La columna de Vivir en El Poblado
La literatura de los bogotanos no siempre ha sido mala. A
pesar de los muchos lastres que la han aquejado (el sambenito de ser “la”
literatura nacional, el montón de provincianos que compran o mendigan
aprobación y la tendencia a inflar sus libros con premios y reseñas, como si
fueran pollos de supermercado), aquel pueblo crecido y desoxigenado del
altiplano ha tenido destellos de buena literatura.
El fin de semana pasado me atrincheré entre cobijas para
combatir un frío criminal y volví, por fin, a abrir las páginas de uno de los
primeros libros que leí, una joya a la que le tenía puesto el ojo desde hace
cuarenta años. Recordaba muy poco y, sin embargo, sabía que algún día volvería.

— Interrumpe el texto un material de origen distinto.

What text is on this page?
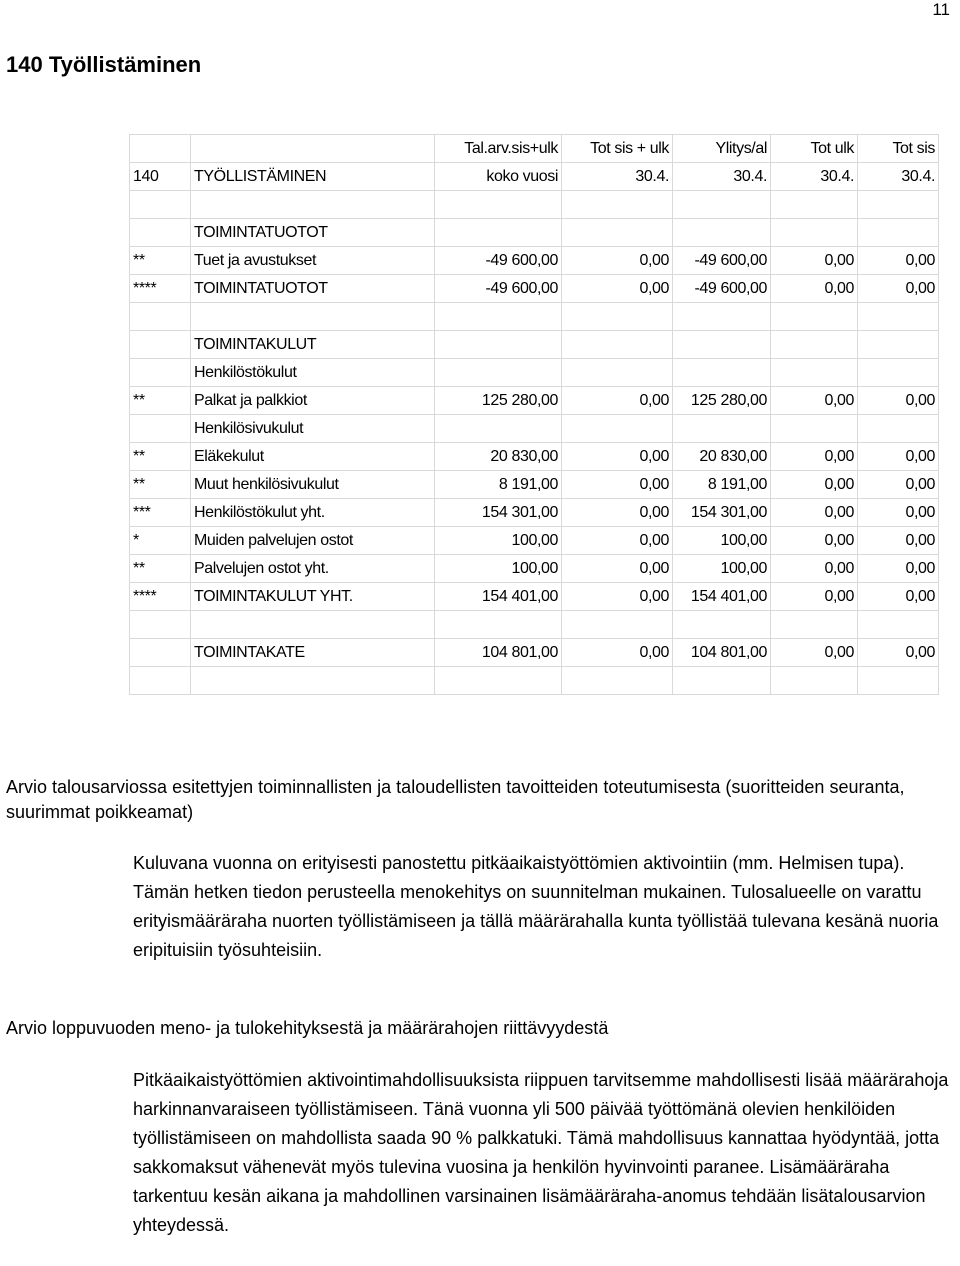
11
140 Työllistäminen
		Tal.arv.sis+ulk	Tot sis + ulk	Ylitys/al	Tot ulk	Tot sis
140	TYÖLLISTÄMINEN	koko vuosi	30.4.	30.4.	30.4.	30.4.

	TOIMINTATUOTOT					
**	Tuet ja avustukset	-49 600,00	0,00	-49 600,00	0,00	0,00
****	TOIMINTATUOTOT	-49 600,00	0,00	-49 600,00	0,00	0,00

	TOIMINTAKULUT					
	Henkilöstökulut					
**	Palkat ja palkkiot	125 280,00	0,00	125 280,00	0,00	0,00
	Henkilösivukulut					
**	Eläkekulut	20 830,00	0,00	20 830,00	0,00	0,00
**	Muut henkilösivukulut	8 191,00	0,00	8 191,00	0,00	0,00
***	Henkilöstökulut yht.	154 301,00	0,00	154 301,00	0,00	0,00
*	Muiden palvelujen ostot	100,00	0,00	100,00	0,00	0,00
**	Palvelujen ostot yht.	100,00	0,00	100,00	0,00	0,00
****	TOIMINTAKULUT YHT.	154 401,00	0,00	154 401,00	0,00	0,00

	TOIMINTAKATE	104 801,00	0,00	104 801,00	0,00	0,00

Arvio talousarviossa esitettyjen toiminnallisten ja taloudellisten tavoitteiden toteutumisesta (suoritteiden seuranta, suurimmat poikkeamat)
Kuluvana vuonna on erityisesti panostettu pitkäaikaistyöttömien aktivointiin (mm. Helmisen tupa). Tämän hetken tiedon perusteella menokehitys on suunnitelman mukainen. Tulosalueelle on varattu erityismääräraha nuorten työllistämiseen ja tällä määrärahalla kunta työllistää tulevana kesänä nuoria eripituisiin työsuhteisiin.
Arvio loppuvuoden meno- ja tulokehityksestä ja määrärahojen riittävyydestä
Pitkäaikaistyöttömien aktivointimahdollisuuksista riippuen tarvitsemme mahdollisesti lisää määrärahoja harkinnanvaraiseen työllistämiseen. Tänä vuonna yli 500 päivää työttömänä olevien henkilöiden työllistämiseen on mahdollista saada 90 % palkkatuki. Tämä mahdollisuus kannattaa hyödyntää, jotta sakkomaksut vähenevät myös tulevina vuosina ja henkilön hyvinvointi paranee. Lisämääräraha tarkentuu kesän aikana ja mahdollinen varsinainen lisämääräraha-anomus tehdään lisätalousarvion yhteydessä.
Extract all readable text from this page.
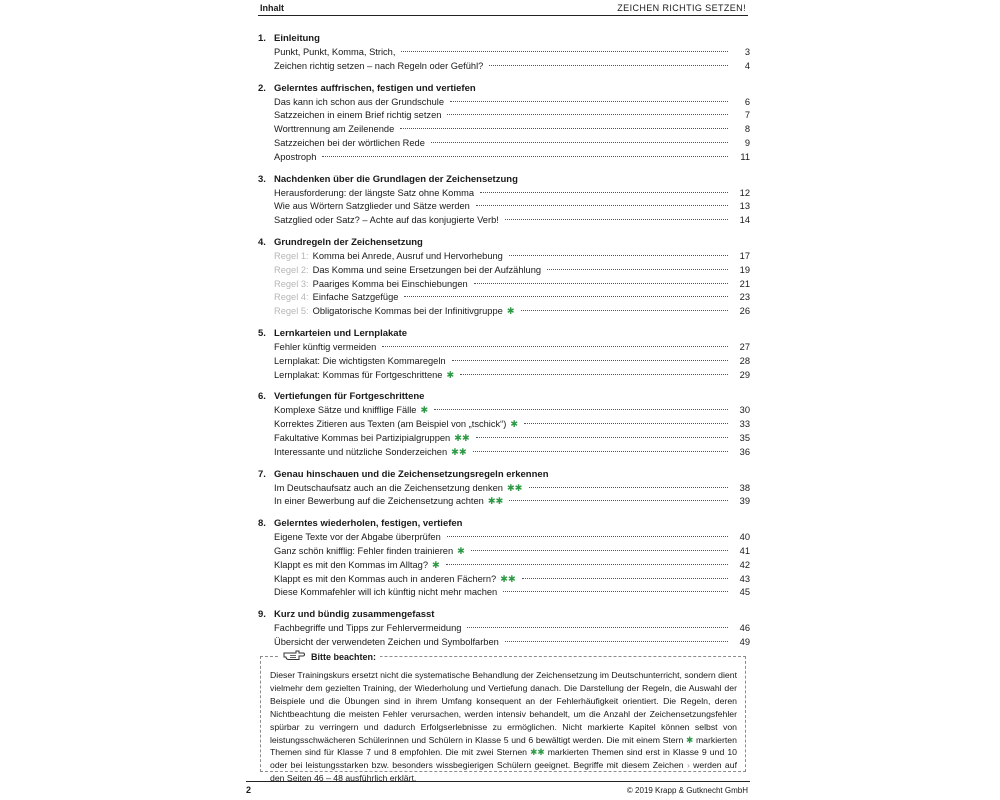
Inhalt	ZEICHEN RICHTIG SETZEN!
1. Einleitung
Punkt, Punkt, Komma, Strich,	3
Zeichen richtig setzen – nach Regeln oder Gefühl?	4
2. Gelerntes auffrischen, festigen und vertiefen
Das kann ich schon aus der Grundschule	6
Satzzeichen in einem Brief richtig setzen	7
Worttrennung am Zeilenende	8
Satzzeichen bei der wörtlichen Rede	9
Apostroph	11
3. Nachdenken über die Grundlagen der Zeichensetzung
Herausforderung: der längste Satz ohne Komma	12
Wie aus Wörtern Satzglieder und Sätze werden	13
Satzglied oder Satz? – Achte auf das konjugierte Verb!	14
4. Grundregeln der Zeichensetzung
Regel 1: Komma bei Anrede, Ausruf und Hervorhebung	17
Regel 2: Das Komma und seine Ersetzungen bei der Aufzählung	19
Regel 3: Paariges Komma bei Einschiebungen	21
Regel 4: Einfache Satzgefüge	23
Regel 5: Obligatorische Kommas bei der Infinitivgruppe ✱	26
5. Lernkarteien und Lernplakate
Fehler künftig vermeiden	27
Lernplakat: Die wichtigsten Kommaregeln	28
Lernplakat: Kommas für Fortgeschrittene ✱	29
6. Vertiefungen für Fortgeschrittene
Komplexe Sätze und knifflige Fälle ✱	30
Korrektes Zitieren aus Texten (am Beispiel von „tschick“) ✱	33
Fakultative Kommas bei Partizipialgruppen ✱✱	35
Interessante und nützliche Sonderzeichen ✱✱	36
7. Genau hinschauen und die Zeichensetzungsregeln erkennen
Im Deutschaufsatz auch an die Zeichensetzung denken ✱✱	38
In einer Bewerbung auf die Zeichensetzung achten ✱✱	39
8. Gelerntes wiederholen, festigen, vertiefen
Eigene Texte vor der Abgabe überprüfen	40
Ganz schön knifflig: Fehler finden trainieren ✱	41
Klappt es mit den Kommas im Alltag? ✱	42
Klappt es mit den Kommas auch in anderen Fächern? ✱✱	43
Diese Kommafehler will ich künftig nicht mehr machen	45
9. Kurz und bündig zusammengefasst
Fachbegriffe und Tipps zur Fehlervermeidung	46
Übersicht der verwendeten Zeichen und Symbolfarben	49
Bitte beachten:
Dieser Trainingskurs ersetzt nicht die systematische Behandlung der Zeichensetzung im Deutschunterricht, sondern dient vielmehr dem gezielten Training, der Wiederholung und Vertiefung danach. Die Darstellung der Regeln, die Auswahl der Beispiele und die Übungen sind in ihrem Umfang konsequent an der Fehlerhäufigkeit orientiert. Die Regeln, deren Nichtbeachtung die meisten Fehler verursachen, werden intensiv behandelt, um die Anzahl der Zeichensetzungsfehler spürbar zu verringern und dadurch Erfolgserlebnisse zu ermöglichen. Nicht markierte Kapitel können selbst von leistungsschwächeren Schülerinnen und Schülern in Klasse 5 und 6 bewältigt werden. Die mit einem Stern ✱ markierten Themen sind für Klasse 7 und 8 empfohlen. Die mit zwei Sternen ✱✱ markierten Themen sind erst in Klasse 9 und 10 oder bei leistungsstarken bzw. besonders wissbegierigen Schülern geeignet. Begriffe mit diesem Zeichen › werden auf den Seiten 46 – 48 ausführlich erklärt.
2	© 2019 Krapp & Gutknecht GmbH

He cargado a través de mis múltiples mudanzas el sencillo y eficaz bolsilibro,
la portada donde una femme fatale de pelo negro y espalda desnuda se mueve
entre sábanas de seda para volverse a mirar por el rabillo, con ojos de
misterios seductores.
Entre las grandes fortunas de mi vida está la de haber
tenido formidables profesores de literatura y castellano. Al comedioso Alfonso
Berrío le debo un vocabulario de plumón fino. Por cierto —Berrío, donde quiera
que estés—, al fin pude usar la palabra filfa en uno de mis libros. Otro fue
Carrasca, o Carrasco; se requieren coevos para hacer precisiones. Carrasca era
un moreno con voz de bolerista y sonrisa de cinemascope. Carrasca hizo dos
cosas —y no me dejen olvidar del sensitivo Arnobio o el descontento de
Sinfuentes, a propósito de quien un grafiti infame preguntaba: “¿Por qué no le
ponen una fuente?”—, Carrasca le asignaba un libro distinto a cada alumno, lo
que hacía de la experiencia literaria un hecho único, y además nos hacía leer
juntos un libro mensual. Así leí La
hojarasca, La tierra nativa, Tránsito, todas esas joyas que ofrecía
la editorial Bedout. Así también leí Diana
cazadora.
El viernes pasado empecé a cumplir la cita que tenía con
ese libro. Traté de leer el prólogo, pero desistí en la segunda línea. Puedo
ser un desastre en muchas cosas, pero tengo criterio, no necesito que un
alimentador de zorras me diga si un libro es bueno o malo. Lo mío era con
Clímaco Soto Borda. Vi, subrayadas con lápiz tímido, las palabras que entonces
eran nuevas para mí. Me fui adentrando en la historia. Vi ese despliegue de
inteligencia y de lenguaje como he encontrado pocos. Entonces comprendí. Supe
que esa novela marcó mi vida más de lo que creía.
Quizá la parte menos notable de Diana cazadora es la que se refiere al título: una mujer envilecida
que decide exprimir a todos los pendejos que se encuentre y, para el caso, el
pendejo es el hermano menor del protagonista. El tono es tan exagerado que me
queda la sospecha de que Clímaco estaba haciendo una caricatura, un novelón
engolado. Pero el resto del libro es pura finura. Finas son las descripciones
de la vida cotidiana: un accidente de tranvía, la sordidez de los cafetines, el
idilio frustrado de unos gatos en un tejado, la tragicomedia de los parques y
las estatuas. Escrita en 1900, la novela nos ofrece un atisbo al día a día de
esa “Ámsterdam” de los páramos en tiempo de guerra: las noticias que llegan
trastocadas, los abusos del poder, la actitud de “sálvese quien pueda”. El
personaje de Pelusa, esa suerte de bobo iluminado, justifica de sobra el precio
de la entrada. Pero lo mejor de todo es el final, la apoteosis, el cortejo
fúnebre que une el novelón con la ciudad. Tenía que ser un exiliado mental el
que escribiera de tal modo a Bogotá. Un caserío sucio, corrupto y maloliente.
Un tumulto de pícaros. Un pueblo grande con ínfulas de ciudad.
Publicado en Vivir en El Poblado el 26 de febrero de 2015.